MC: There wasn't really pre-production. As soon as Daniel was arrested, Sam Cullman and I started shooting. At first I thought it might be a short, but as we began meeting people it was so much more interesting than I expected. People said things that were surprising and defied my expectations, which I love. We began to unearth archival material that was riveting--young protesters living for a year in an encampment they had built to block a logging road; police forcibly applying pepper spray to activists' eyeballs with Q-tips; buildings engulfed in flames. Every time we came across something new, it stretched our points-of-view and challenged us to think again about these issues. So when Matt and I sat down to edit, we tried to build that zig-zaggy sense of discovery into the film, so the audience would be nudged out of their comfort zones again and again, just as we had been.

 

IDA: As you've screened If a Tree Falls--whether on the festival circuit, or in screening rooms, or in living rooms--how have audiences reacted to the film? What has been most surprising or unexpected about their reactions?

MC: I've been happy to see that people on all sides of this issue have embraced the film. The former spokesman for the ELF has said that he thinks it is an important and accurate film, and the Federal prosecutor who put the ELF members in prison has said the same thing. 

It has been interesting to see how the emergence of the Occupy movement has changed the way people view the film. This summer, when the film was first released in theaters, people saw it as a historical film. The idea of a protest movement in America seemed quaint and distant to most audiences. But in the fall, as the OWS protests erupted and the government began responding to those protests, the issues in the film suddenly became urgent. There were photos in the paper and video clips on the Web that could have been lifted directly from the movie. Activist groups and universities began doing screenings and having discussions about what kinds of protest tactics are effective. What are ethical? And what are the legal consequences of different tactics?  There have been arguments within the Occupy movement--just as there were in the '90s--about whether property destruction (not arson at this point, but window-breaking and things like that) is ever appropriate.

And the law-enforcement community has also been looking at the film, asking really important questions about how police should respond to non-violent civil disobedience. In the '90s, when police used tear gas and pepper-spray and nightsticks at protests, it radicalized a lot of activists and convinced them that the democratic system was broken. And some of those people decided to take up arson. I think the film is a cautionary tale for activists to think carefully about tactics, and also a cautionary tale to law enforcement to think about their response to activism, because some responses bring people into the democratic argument and other responses radicalize them.

 

IDA: What docs or docmakers have served as inspirations for you?

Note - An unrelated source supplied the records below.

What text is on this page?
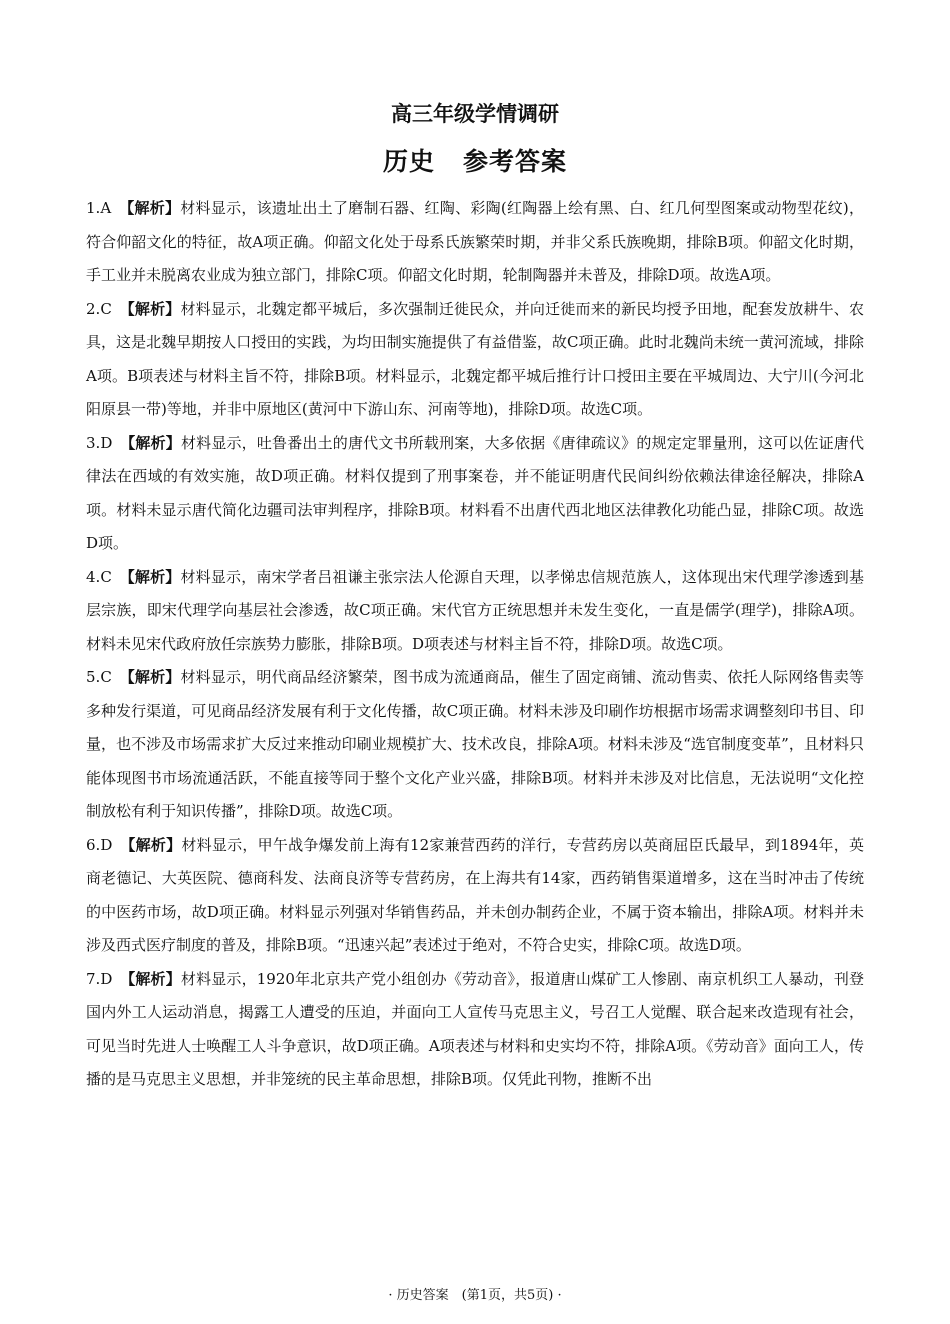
高三年级学情调研
历史 参考答案

1.A　 【解析】材料显示，该遗址出土了磨制石器、红陶、彩陶(红陶器上绘有黑、白、红几何型图案或动物型花纹)，符合仰韶文化的特征，故A项正确。仰韶文化处于母系氏族繁荣时期，并非父系氏族晚期，排除B项。仰韶文化时期，手工业并未脱离农业成为独立部门，排除C项。仰韶文化时期，轮制陶器并未普及，排除D项。故选A项。

2.C　 【解析】材料显示，北魏定都平城后，多次强制迁徙民众，并向迁徙而来的新民均授予田地，配套发放耕牛、农具，这是北魏早期按人口授田的实践，为均田制实施提供了有益借鉴，故C项正确。此时北魏尚未统一黄河流域，排除A项。B项表述与材料主旨不符，排除B项。材料显示，北魏定都平城后推行计口授田主要在平城周边、大宁川(今河北阳原县一带)等地，并非中原地区(黄河中下游山东、河南等地)，排除D项。故选C项。

3.D　 【解析】材料显示，吐鲁番出土的唐代文书所载刑案，大多依据《唐律疏议》的规定定罪量刑，这可以佐证唐代律法在西域的有效实施，故D项正确。材料仅提到了刑事案卷，并不能证明唐代民间纠纷依赖法律途径解决，排除A项。材料未显示唐代简化边疆司法审判程序，排除B项。材料看不出唐代西北地区法律教化功能凸显，排除C项。故选D项。

4.C　 【解析】材料显示，南宋学者吕祖谦主张宗法人伦源自天理，以孝悌忠信规范族人，这体现出宋代理学渗透到基层宗族，即宋代理学向基层社会渗透，故C项正确。宋代官方正统思想并未发生变化，一直是儒学(理学)，排除A项。材料未见宋代政府放任宗族势力膨胀，排除B项。D项表述与材料主旨不符，排除D项。故选C项。

5.C　 【解析】材料显示，明代商品经济繁荣，图书成为流通商品，催生了固定商铺、流动售卖、依托人际网络售卖等多种发行渠道，可见商品经济发展有利于文化传播，故C项正确。材料未涉及印刷作坊根据市场需求调整刻印书目、印量，也不涉及市场需求扩大反过来推动印刷业规模扩大、技术改良，排除A项。材料未涉及“选官制度变革”，且材料只能体现图书市场流通活跃，不能直接等同于整个文化产业兴盛，排除B项。材料并未涉及对比信息，无法说明“文化控制放松有利于知识传播”，排除D项。故选C项。

6.D　 【解析】材料显示，甲午战争爆发前上海有12家兼营西药的洋行，专营药房以英商屈臣氏最早，到1894年，英商老德记、大英医院、德商科发、法商良济等专营药房，在上海共有14家，西药销售渠道增多，这在当时冲击了传统的中医药市场，故D项正确。材料显示列强对华销售药品，并未创办制药企业，不属于资本输出，排除A项。材料并未涉及西式医疗制度的普及，排除B项。“迅速兴起”表述过于绝对，不符合史实，排除C项。故选D项。

7.D　 【解析】材料显示，1920年北京共产党小组创办《劳动音》，报道唐山煤矿工人惨剧、南京机织工人暴动，刊登国内外工人运动消息，揭露工人遭受的压迫，并面向工人宣传马克思主义，号召工人觉醒、联合起来改造现有社会，可见当时先进人士唤醒工人斗争意识，故D项正确。A项表述与材料和史实均不符，排除A项。《劳动音》面向工人，传播的是马克思主义思想，并非笼统的民主革命思想，排除B项。仅凭此刊物，推断不出

· 历史答案　(第1页，共5页) ·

MC: I watch a big variety of documentaries with different styles and subjects, and constantly try to learn from (steal) the parts that I love.  The vérité gang--Pennebaker/Hegedus, the Maysles, Leacock--first showed me that documentaries could play like a movie, with characters and plot twists and drama. Ross McElwee's Sherman's March showed me how engrossing and engaging it could be to pull back the curtain on the filmmaker. I loved Spellbound for its gentleness and empathy, its ability to get an audience to laugh without sneering. Supersize Me made a polemic entertaining. I remember reading an interview with another documentary director who said that he didn't watch any other films while he was making his film because he didn't want to be influenced by them. But I'm the opposite--when I'm shooting and editing, I will often come into work the morning after watching a film and say, "OK, is there some way we can apply this thing I loved in that film to ours?" 

If a Tree Falls: A Story of the Earth Liberation Front will be screening Saturday, February 25, at 2:15 p.m. as part of DocuDay LA at the Writers Guild of America Theater in Beverly Hills, and at 4:15 p.m. at DocuDays NY at The Paley Center for Media in Manhattan.